I was looking for a solution for the same problem. So, far I couldn't find a robust solution. However, as a prove of concept I used objcopy to achieve desired results. Basically, after compiling an object file I redefine some of its symbols. Then the translated object file is used to build the final shared object or executable. As a result the class/method names that could be used as a hint to reverse engineer my algorithm are completely renamed by some meaningless names m1,m2,m3.

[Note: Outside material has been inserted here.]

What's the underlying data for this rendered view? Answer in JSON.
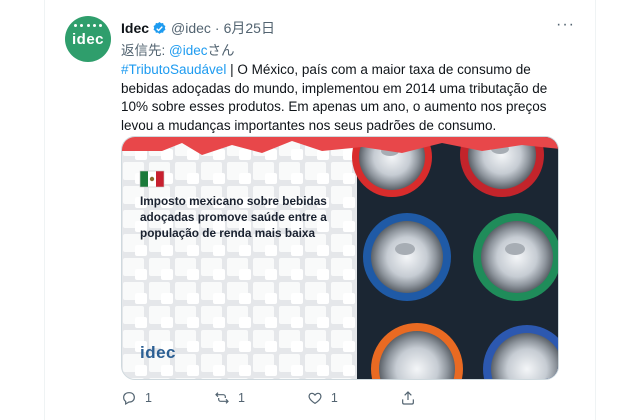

Here is the test I used to ensure that the idea works:

Makefile:

all: libshared_object.so executable.exe

clean:
    rm *.o *.so *.exe

libshared_object.so : shared_object.o
    g++ -fPIC --shared -O2 $< -o $@
    strip $@

shared_object.o : shared_object.cpp interface.h
    g++ -fPIC -O2 $< -c -o $@
    objcopy --redefine-sym _ZN17MyVerySecretClass14secret_method1Ev=m1 \
            --redefine-sym _ZN17MyVerySecretClass14secret_method2Ev=m2 \
            --redefine-sym _ZN17MyVerySecretClass14secret_method3Ev=m3 $@


executable.exe : executable.o libshared_object.so
    g++ -O2 -lshared_object -L. $< -o $@
    strip $@

executable.o : executable.cpp interface.h
    g++ -O2 -lshared_object -L. $< -c -o $@
    objcopy --redefine-sym _ZN17MyVerySecretClass14secret_method1Ev=m1 \
            --redefine-sym _ZN17MyVerySecretClass14secret_method2Ev=m2 \
            --redefine-sym _ZN17MyVerySecretClass14secret_method3Ev=m3 $@

run: all
    LD_LIBRARY_PATH=. ./executable.exe

interface.h

class MyVerySecretClass
{
private:
    int secret_var;
public:
    MyVerySecretClass();
    ~MyVerySecretClass();
    void secret_method1();
    void secret_method2();
    void secret_method3();
};

shared_object.cpp

#include <unistd.h>
#include <stdlib.h>
#include <stdio.h>

#include "interface.h"

MyVerySecretClass::MyVerySecretClass()
    : secret_var(0)
{}

MyVerySecretClass::~MyVerySecretClass()
{
    secret_var = -1;
}

void MyVerySecretClass::secret_method1()
{
    ++secret_var;
}

void MyVerySecretClass::secret_method2()
{
    printf("The value of secret variable is %d\n", secret_var);
}

void MyVerySecretClass::secret_method3()
{
    char cmdln[128];
    sprintf( cmdln, "pstack %d", getpid() );
    system( cmdln );
}

executable.cpp

#include "interface.h"

int main ( void )
{
    MyVerySecretClass o;
    o.secret_method1();
    o.secret_method2();
    o.secret_method1();
    o.secret_method2();
    o.secret_method1();
    o.secret_method2();
    o.secret_method3();
    return 0;
}